I am also persuaded by the case of GALAUNIA FARMS LIMITED VS. NATIONAL MILLING (8) in which the High Court observed that “the basis of estoppel is when a man has so conducted himself that it would be unfair or unjust to allow him to depart from a particular set of affairs another has taken to be settled or correct”.
It follows therefore that the defendant is liable to pay in full for the services it received from the plaintiff in accordance with the contract. The claim for refund of monies deducted is thus successful. There is also the claim for unpaid invoices for K5,324,400.00 for security services for December, 2010. According to the Plaintiff, it provided security to the Defendant’s premises up to the end of December, 2010 in accordance with advice from the Defendant’s advocates as letter on page 1 of the Plaintiff’s Bundle reveals. The letter at page 12 of the Defendant’s Bundle also reveals that the contract between the parties was terminated on 31st December, 2010. The Defendant is thus liable to pay for security services for December 2010 at K5,324,400.00.
Regarding the unpaid invoices on pages 3 and 4 for K384,000.00, PW1 testified that these were for rapid response in Lusaka. The Defendant did not deny these claims, accordingly it must pay. Thus the claim for K28,492,000.00 is successful.
The claim for damages for breach of contract was not substantiated at trial. There was no evidence adduced to prove this claim. It is therefore unsuccessful.
Regarding the counter claim, it is noteworthy that PW2 testified that when claims of losses are received, the Plaintiff informs the police and a docket is opened. Once it is proved that the Plaintiff was negligent then it will pay in accordance with the contract which limits its liability to 1,000 United States Dollars.
PW1 did testify in cross examination that the letter from the police at page 1 of the Defendant’s Bundle reveals that the suspects that stole the meat casings valued at K30 Million were in police custody and that the Plaintiff’s guard who was on duty was on the run.
In relation to the cables, PW1 testified in cross examination that the Police Report on page 2 of the Defendant’s Bundle shows that the guard left the point of guarding and cables worth K137,851.065.00 went missing
I have perused both letters from the police. The question that begs an answer is: Were the guards negligent? Can I infer that the guard on the run was negligent including the one who left the point of guarding? I tend to think so.
I note that that the security guard who left his point of guarding after being questioned about the power cut, left on the pretext of going to collect a charger. He never returned. The other one is still on the run. On the balance of probability, I find that the two guards were negligent or misconducted themselves for which the Plaintiff is liable.
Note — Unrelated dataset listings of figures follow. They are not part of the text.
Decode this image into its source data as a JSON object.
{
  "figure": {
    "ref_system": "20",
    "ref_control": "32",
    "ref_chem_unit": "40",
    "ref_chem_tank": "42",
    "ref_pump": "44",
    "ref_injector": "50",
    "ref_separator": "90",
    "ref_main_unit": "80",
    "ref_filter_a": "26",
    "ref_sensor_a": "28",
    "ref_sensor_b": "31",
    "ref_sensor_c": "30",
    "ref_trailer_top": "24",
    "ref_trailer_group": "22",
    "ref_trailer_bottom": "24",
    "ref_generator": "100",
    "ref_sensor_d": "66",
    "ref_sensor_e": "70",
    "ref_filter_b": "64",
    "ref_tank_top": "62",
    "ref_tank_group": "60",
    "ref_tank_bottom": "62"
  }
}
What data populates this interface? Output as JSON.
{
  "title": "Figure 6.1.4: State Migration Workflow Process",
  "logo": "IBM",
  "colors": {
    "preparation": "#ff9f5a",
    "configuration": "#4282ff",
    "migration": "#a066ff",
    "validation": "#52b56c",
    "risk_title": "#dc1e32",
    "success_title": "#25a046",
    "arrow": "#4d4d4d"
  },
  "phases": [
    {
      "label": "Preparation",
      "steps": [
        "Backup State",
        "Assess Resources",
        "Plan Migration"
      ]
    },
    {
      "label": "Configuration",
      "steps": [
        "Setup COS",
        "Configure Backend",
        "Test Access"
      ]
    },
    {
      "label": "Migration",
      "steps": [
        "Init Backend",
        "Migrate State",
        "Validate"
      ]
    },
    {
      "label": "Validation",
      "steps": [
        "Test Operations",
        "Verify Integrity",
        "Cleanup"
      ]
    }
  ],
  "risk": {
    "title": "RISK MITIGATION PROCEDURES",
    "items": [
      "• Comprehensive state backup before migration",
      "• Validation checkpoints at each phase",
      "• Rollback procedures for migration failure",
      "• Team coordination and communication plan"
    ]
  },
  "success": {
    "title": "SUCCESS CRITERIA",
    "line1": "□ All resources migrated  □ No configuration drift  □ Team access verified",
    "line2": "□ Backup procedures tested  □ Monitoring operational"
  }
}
I am therefore inclined to allow the counter claim. The Plaintiff is thus liable in accordance with the contract ie to pay 1,000 United States Dollars.
In sum, the Plaintiff is successful in its claim for K28,492,000.00 for monies deducted by the Defendant and for unpaid invoices. I order the same to be paid with interest at short term deposit rate from date of issuance of the writ till date of Judgment and thereafter at Bank of Zambia lending rate till full payment.
The counter claim is equally is successful and the Plaintiff is liable in accordance with the contract.
Each party to bear own costs. Leave to appeal is granted.